Oregon's no-kill wolf policy yields lower cow deaths
Groups hope other state's will adopt measures
Sunday, March 3, 2013
GRANTS PASS, Ore. -- As long as wolves have been making their comeback, biologists and ranchers have had a decidedly Old West option for dealing with those that develop a taste for beef: Shoot to kill. But for the past year, Oregon has been a "wolf-safe" zone, with ranchers turning to more modern, nonlethal ways to protect livestock.
While the number of wolves roaming the state has gone up, livestock kills haven't -- and now conservation groups are hoping Oregon can serve as a model for other Western states working to return the predator to the wild.
"Once the easy option of killing wolves is taken off the table, we've seen reluctant but responsible ranchers stepping up," said Rob Klavins of the advocacy group Oregon Wild. "Conflict is
going down. And wolf recovery has got back on track."
The no-kill ban has been in place since September 2011. That's when the Oregon Department of Fish and Wildlife announced it planned to kill two members of the Imnaha wolf pack in northeastern Wallowa County for taking livestock. Conservation groups sued, arguing that rules allowing wolves to be killed to reduce livestock attacks did not comply with the state Endangered Species Act. The Oregon Court of Appeals stepped in, prohibiting wolf kills while the two sides work to settle.
At the end of 2012, wolf numbers in the state had risen to 46 from 29 in 2011, according to state fish and wildlife officials. Meantime, four cows and eight sheep were killed last year by two separate packs, while 13 cows were killed by one pack in 2011.
Wallowa County cattle rancher Karl Patton started giving nonlethal methods a try in 2010, after he fired off his pistol to chase off a pack of wolves in a pasture filled with cows and newborn calves. State wildlife officials provided him with an alarm that erupts with bright lights and the sound of gunshots when a wolf bearing a radio-tracking collar treads near. He also staked out fladry at calving time. The long strings of red plastic flags flutter in the wind to scare away wolves. The flags fly from an electrically charged wire that gives off a jolt to predators that dare touch it.

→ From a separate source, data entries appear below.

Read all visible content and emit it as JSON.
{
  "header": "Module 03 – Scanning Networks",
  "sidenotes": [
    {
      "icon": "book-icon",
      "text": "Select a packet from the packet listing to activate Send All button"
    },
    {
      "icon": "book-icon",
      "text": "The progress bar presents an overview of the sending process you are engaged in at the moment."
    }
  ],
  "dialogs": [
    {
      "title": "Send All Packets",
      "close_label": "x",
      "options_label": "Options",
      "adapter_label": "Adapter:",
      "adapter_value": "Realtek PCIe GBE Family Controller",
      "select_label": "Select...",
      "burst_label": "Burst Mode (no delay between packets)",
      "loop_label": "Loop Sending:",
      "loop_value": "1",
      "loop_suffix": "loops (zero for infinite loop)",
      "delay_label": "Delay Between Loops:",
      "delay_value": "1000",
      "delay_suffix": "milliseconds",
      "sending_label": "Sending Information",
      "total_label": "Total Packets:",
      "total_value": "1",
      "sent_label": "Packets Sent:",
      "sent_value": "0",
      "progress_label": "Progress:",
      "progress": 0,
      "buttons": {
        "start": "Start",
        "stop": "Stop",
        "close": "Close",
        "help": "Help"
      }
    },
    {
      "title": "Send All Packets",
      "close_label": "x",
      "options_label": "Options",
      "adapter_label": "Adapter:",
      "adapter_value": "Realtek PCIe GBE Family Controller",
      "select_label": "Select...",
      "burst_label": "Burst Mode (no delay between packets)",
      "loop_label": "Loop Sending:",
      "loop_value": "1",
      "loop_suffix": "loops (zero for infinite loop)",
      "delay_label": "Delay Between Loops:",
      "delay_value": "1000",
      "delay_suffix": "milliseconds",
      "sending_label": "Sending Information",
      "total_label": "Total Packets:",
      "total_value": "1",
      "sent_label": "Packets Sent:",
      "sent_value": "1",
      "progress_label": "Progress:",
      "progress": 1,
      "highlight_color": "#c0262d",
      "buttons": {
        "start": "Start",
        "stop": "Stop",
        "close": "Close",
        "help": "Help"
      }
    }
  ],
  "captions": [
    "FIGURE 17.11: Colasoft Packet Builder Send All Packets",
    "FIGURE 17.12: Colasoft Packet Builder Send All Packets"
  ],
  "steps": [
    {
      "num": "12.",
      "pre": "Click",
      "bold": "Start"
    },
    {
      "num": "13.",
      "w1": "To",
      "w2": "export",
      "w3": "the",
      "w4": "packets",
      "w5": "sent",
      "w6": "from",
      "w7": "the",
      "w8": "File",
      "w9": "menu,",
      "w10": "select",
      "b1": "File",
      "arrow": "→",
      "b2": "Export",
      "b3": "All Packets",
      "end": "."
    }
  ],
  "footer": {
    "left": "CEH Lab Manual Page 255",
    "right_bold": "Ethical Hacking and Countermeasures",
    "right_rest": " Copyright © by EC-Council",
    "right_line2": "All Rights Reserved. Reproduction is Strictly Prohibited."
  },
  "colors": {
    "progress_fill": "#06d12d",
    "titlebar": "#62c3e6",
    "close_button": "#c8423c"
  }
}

The rancher put 7,000 miles on his ATV spending more time with his herd, and cleaned up old carcasses. And state wildlife officials text him whether a wolf with a satellite GPS tracking collar is nearby.
"None of this stuff is a sure cure," said Patton.
Seen as a scourge on the landscape, wolves were nearly wiped out across the Lower 48 by the 1930s. In 1995, the federal government sponsored the reintroduction of wolves into Yellowstone National Park and central Idaho. They eventually spread to Montana, Wyoming, Oregon, Washington and California.
With wolf numbers approaching 1,800, the federal government dropped Endangered Species Act protection in 2011 in the Northern Rockies, eastern Oregon and eastern Washington, and turned over recovery management to the states.
While ranchers are not happy with the wolf comeback, the wider public is. A 2011 survey for the Washington Department of Fish and Wildlife found 74.5 percent of Washington residents believe it acceptable for wolves to recolonize their state.
Wolf advocates hope the Oregon experiment can spread elsewhere.
"You can't manage wolves using conventional wisdom and assumption," said Suzanne Stone of Defenders of Wildlife in Idaho. "Using these old archaic methods of managing predators by just killing them is not working."